Questions: Compressive Sensing and Sparse Recovery

5 questions to test your understanding

Score: 0 / 5
Question 1 Multiple Choice

In compressive sensing, you measure a K-sparse signal using M random measurements where M = 2K. Can you always recover the signal exactly?

AYes, M = 2K is sufficient because 2K measurements can determine 2K unknowns (the support of the K-sparse signal and the K nonzero values)
BNot necessarily — recovery requires M > C·K·log(N/K) for some constant C > 1, and M = 2K may not satisfy this if N is large relative to K
CNo, because random measurements discard information and violate the uncertainty principle
DYes, but only if the signal is Gaussian; for deterministic signals, more measurements are needed
Question 2 Multiple Choice

The Restricted Isometry Property (RIP) with isometry constant δ_K requires that (1−δ_K)||x||² ≤ ||Φx||² ≤ (1+δ_K)||x||² for all K-sparse vectors x. Why is this property sufficient for basis pursuit recovery?

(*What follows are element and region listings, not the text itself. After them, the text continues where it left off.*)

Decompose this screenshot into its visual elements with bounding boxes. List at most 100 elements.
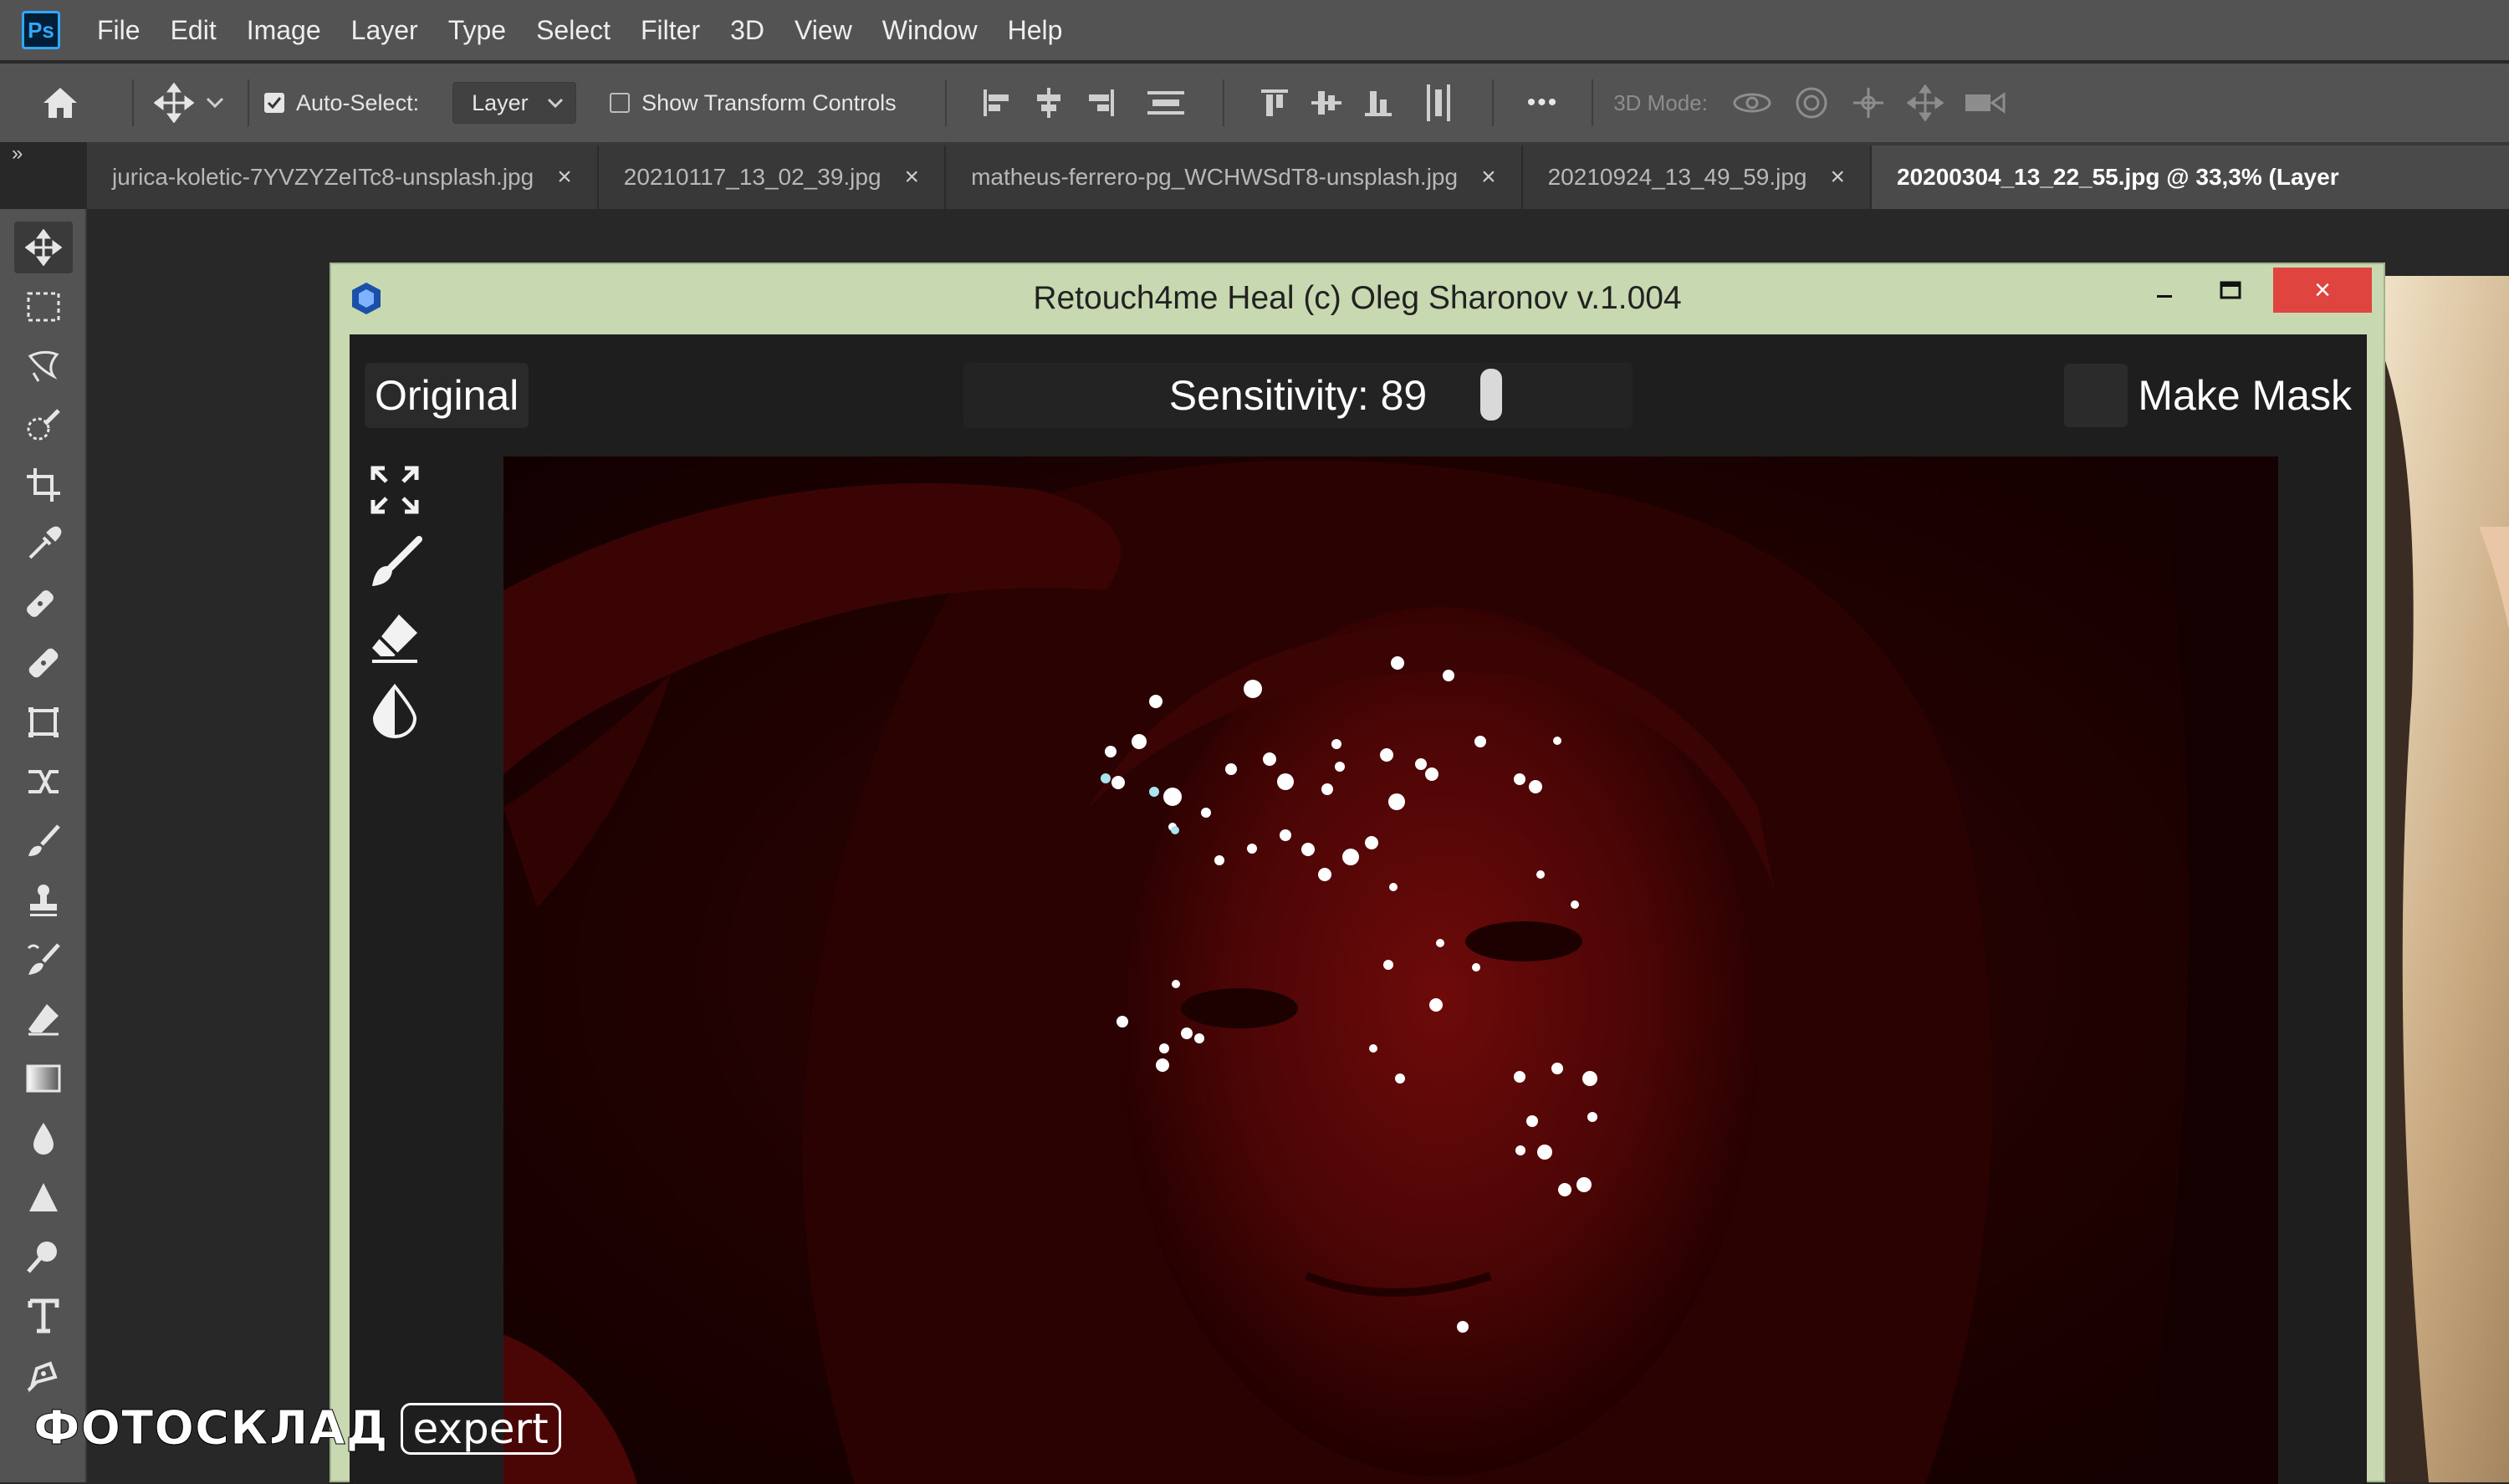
clone-stamp-tool-icon <box>30 884 57 916</box>
document-tab-active[interactable]: 20200304_13_22_55.jpg @ 33,3% (Layer <box>1872 145 2509 209</box>
marquee-tool-icon <box>27 292 60 321</box>
make-mask-toggle[interactable]: Make Mask <box>2064 363 2352 428</box>
crop-tool[interactable] <box>0 455 87 514</box>
watermark: ФОТОСКЛАД expert <box>33 1401 561 1456</box>
healing-brush-tool[interactable] <box>0 633 87 692</box>
document-tab[interactable]: matheus-ferrero-pg_WCHWSdT8-unsplash.jpg… <box>946 145 1523 209</box>
gradient-tool-icon <box>26 1064 61 1092</box>
separator <box>1592 79 1594 126</box>
fit-screen-button[interactable] <box>365 460 425 520</box>
tab-label: 20210924_13_49_59.jpg <box>1547 164 1807 190</box>
menu-view[interactable]: View <box>795 15 852 46</box>
minimize-icon <box>2157 295 2172 298</box>
plugin-title: Retouch4me Heal (c) Oleg Sharonov v.1.00… <box>1033 280 1682 316</box>
menu-layer[interactable]: Layer <box>351 15 418 46</box>
lasso-tool-icon <box>28 350 59 382</box>
document-tab[interactable]: 20210117_13_02_39.jpg × <box>598 145 947 209</box>
lasso-tool[interactable] <box>0 336 87 395</box>
brush-button[interactable] <box>365 533 425 594</box>
separator <box>944 79 947 126</box>
menu-edit[interactable]: Edit <box>171 15 217 46</box>
home-icon[interactable] <box>40 84 80 121</box>
move-tool-icon <box>25 228 62 266</box>
pen-tool-icon <box>27 1360 58 1393</box>
preview-image[interactable] <box>503 456 2278 1484</box>
spot-healing-tool[interactable] <box>0 574 87 633</box>
align-bottom-icon[interactable] <box>1362 86 1395 120</box>
patch-tool[interactable] <box>0 692 87 752</box>
photoshop-logo: Ps <box>22 11 60 49</box>
spot-healing-tool-icon <box>27 589 54 617</box>
eraser-tool[interactable] <box>0 989 87 1048</box>
document-tab[interactable]: 20210924_13_49_59.jpg × <box>1522 145 1873 209</box>
quick-select-tool[interactable] <box>0 395 87 455</box>
close-icon[interactable]: × <box>557 163 572 191</box>
distribute-horizontal-icon[interactable] <box>1422 83 1455 123</box>
gradient-tool[interactable] <box>0 1048 87 1108</box>
auto-select-target-dropdown[interactable]: Layer <box>452 82 577 124</box>
menu-filter[interactable]: Filter <box>641 15 700 46</box>
maximize-button[interactable] <box>2201 268 2260 314</box>
move-tool-preset-icon[interactable] <box>154 83 194 123</box>
eraser-button[interactable] <box>365 607 425 667</box>
chevron-down-icon[interactable] <box>206 97 224 109</box>
align-center-horizontal-icon[interactable] <box>1032 86 1065 120</box>
history-brush-tool[interactable] <box>0 930 87 989</box>
align-right-icon[interactable] <box>1084 86 1117 120</box>
3d-pan-icon[interactable] <box>1850 84 1887 121</box>
menu-select[interactable]: Select <box>536 15 611 46</box>
brush-tool-icon <box>28 824 60 856</box>
sensitivity-label: Sensitivity: 89 <box>1168 372 1428 419</box>
sensitivity-slider[interactable]: Sensitivity: 89 <box>963 363 1633 428</box>
more-options-icon[interactable]: ••• <box>1527 89 1559 117</box>
menu-file[interactable]: File <box>97 15 141 46</box>
original-button[interactable]: Original <box>365 363 529 428</box>
minimize-button[interactable] <box>2139 268 2190 314</box>
distribute-vertical-icon[interactable] <box>1146 86 1186 120</box>
crop-tool-icon <box>27 467 60 502</box>
type-tool[interactable] <box>0 1286 87 1345</box>
sharpen-tool[interactable] <box>0 1167 87 1226</box>
move-tool[interactable] <box>0 217 87 277</box>
align-left-icon[interactable] <box>980 86 1014 120</box>
tab-label: 20210117_13_02_39.jpg <box>623 164 881 190</box>
menu-window[interactable]: Window <box>882 15 978 46</box>
content-aware-move-tool[interactable] <box>0 752 87 811</box>
menu-image[interactable]: Image <box>247 15 321 46</box>
make-mask-checkbox[interactable] <box>2064 364 2128 427</box>
close-icon[interactable]: × <box>1481 163 1496 191</box>
separator <box>248 79 249 126</box>
3d-slide-icon[interactable] <box>1906 84 1944 121</box>
align-top-icon[interactable] <box>1258 86 1291 120</box>
document-tab[interactable]: jurica-koletic-7YVZYZeITc8-unsplash.jpg … <box>87 145 599 209</box>
chevron-down-icon <box>548 98 564 108</box>
panel-expand-icon[interactable]: » <box>0 142 87 176</box>
plugin-titlebar[interactable]: Retouch4me Heal (c) Oleg Sharonov v.1.00… <box>331 264 2384 333</box>
menu-type[interactable]: Type <box>448 15 506 46</box>
marquee-tool[interactable] <box>0 277 87 336</box>
healing-brush-tool-icon <box>28 648 59 677</box>
clone-stamp-tool[interactable] <box>0 870 87 930</box>
close-icon[interactable]: × <box>1830 163 1845 191</box>
contrast-button[interactable] <box>365 681 425 741</box>
dodge-tool[interactable] <box>0 1226 87 1286</box>
align-middle-vertical-icon[interactable] <box>1310 86 1343 120</box>
3d-roll-icon[interactable] <box>1793 84 1830 121</box>
eyedropper-tool[interactable] <box>0 514 87 574</box>
watermark-brand: ФОТОСКЛАД <box>33 1401 389 1456</box>
close-icon[interactable]: × <box>905 163 920 191</box>
retouch4me-logo-icon <box>350 281 383 320</box>
blur-tool[interactable] <box>0 1108 87 1167</box>
menu-3d[interactable]: 3D <box>730 15 764 46</box>
close-button[interactable]: × <box>2273 268 2372 313</box>
patch-tool-icon <box>28 706 59 737</box>
3d-scale-camera-icon[interactable] <box>1964 88 2009 118</box>
eraser-icon <box>372 615 417 663</box>
menu-help[interactable]: Help <box>1008 15 1063 46</box>
brush-tool[interactable] <box>0 811 87 870</box>
pen-tool[interactable] <box>0 1345 87 1405</box>
show-transform-checkbox[interactable] <box>610 93 631 113</box>
auto-select-checkbox[interactable] <box>264 93 284 113</box>
sensitivity-slider-thumb[interactable] <box>1480 369 1503 421</box>
3d-orbit-icon[interactable] <box>1731 86 1773 120</box>
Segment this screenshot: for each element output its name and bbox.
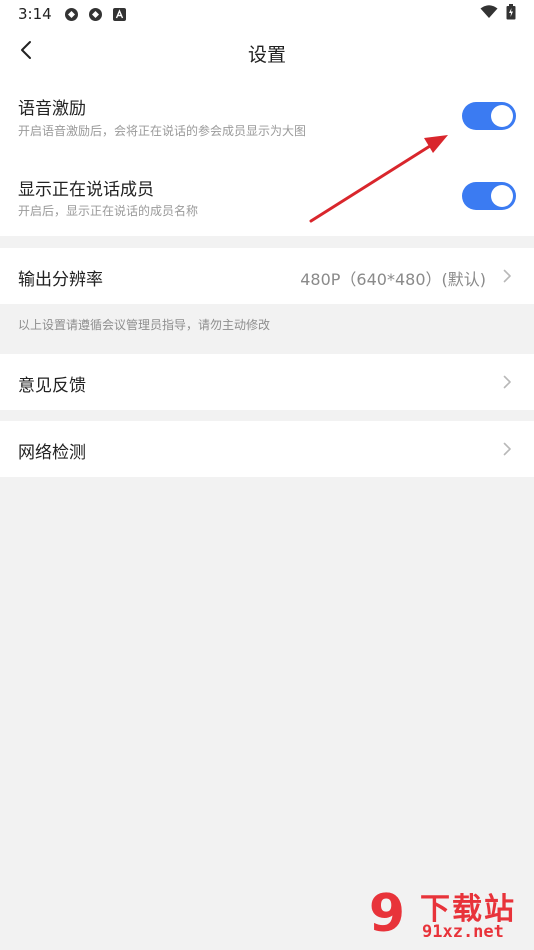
battery-icon <box>506 4 516 24</box>
setting-title: 语音激励 <box>18 99 86 119</box>
watermark-nine: 9 <box>368 884 406 944</box>
settings-note: 以上设置请遵循会议管理员指导，请勿主动修改 <box>18 318 271 332</box>
watermark-logo: 9 下载站 91xz.net <box>360 884 530 946</box>
status-bar: 3:14 <box>0 0 534 28</box>
status-time: 3:14 <box>18 5 52 23</box>
chevron-right-icon <box>500 442 514 456</box>
setting-title: 网络检测 <box>18 443 86 463</box>
output-resolution-row[interactable]: 输出分辨率 480P（640*480）(默认) <box>0 248 534 304</box>
a-notification-icon <box>112 7 127 22</box>
toggle-settings-card: 语音激励 开启语音激励后，会将正在说话的参会成员显示为大图 显示正在说话成员 开… <box>0 76 534 236</box>
toggle-knob <box>491 105 513 127</box>
setting-subtitle: 开启后，显示正在说话的成员名称 <box>18 204 199 218</box>
network-check-row[interactable]: 网络检测 <box>0 421 534 477</box>
chevron-right-icon <box>500 375 514 389</box>
show-speaking-toggle[interactable] <box>462 182 516 210</box>
page-title: 设置 <box>247 44 286 66</box>
toggle-knob <box>491 185 513 207</box>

ARIP ensures the measurement matrix preserves distances, so sparse signals cannot collide under measurement
BRIP guarantees that the ℓ₁-norm minimization (basis pursuit) will favor the original sparse solution over any other signal consistent with the measurements, because the true sparse signal is the unique minimum
CRIP is necessary but not sufficient; additional conditions on noise are required
DRIP applies only to Gaussian random matrices, not structured matrices
Question 3 True / False

Compressive sensing theory assumes the signal is sparse. If the signal is not sparse in any known basis, can compressive sensing still recover it?

TTrue
FFalse
Question 4 True / False

In a compressive sensing application, you use a structured measurement matrix (e.g., Fourier subsampling: measure only M randomly chosen Fourier coefficients) instead of a Gaussian random matrix. Is performance as good?

TTrue
FFalse
Question 5 Short Answer

Explain the phase diagram of compressive sensing: why does recovery succeed when M/N > C·K·log(N/K) but fail when M/N is below this threshold? What does the log(N/K) factor mean intuitively?

Think about your answer, then reveal below.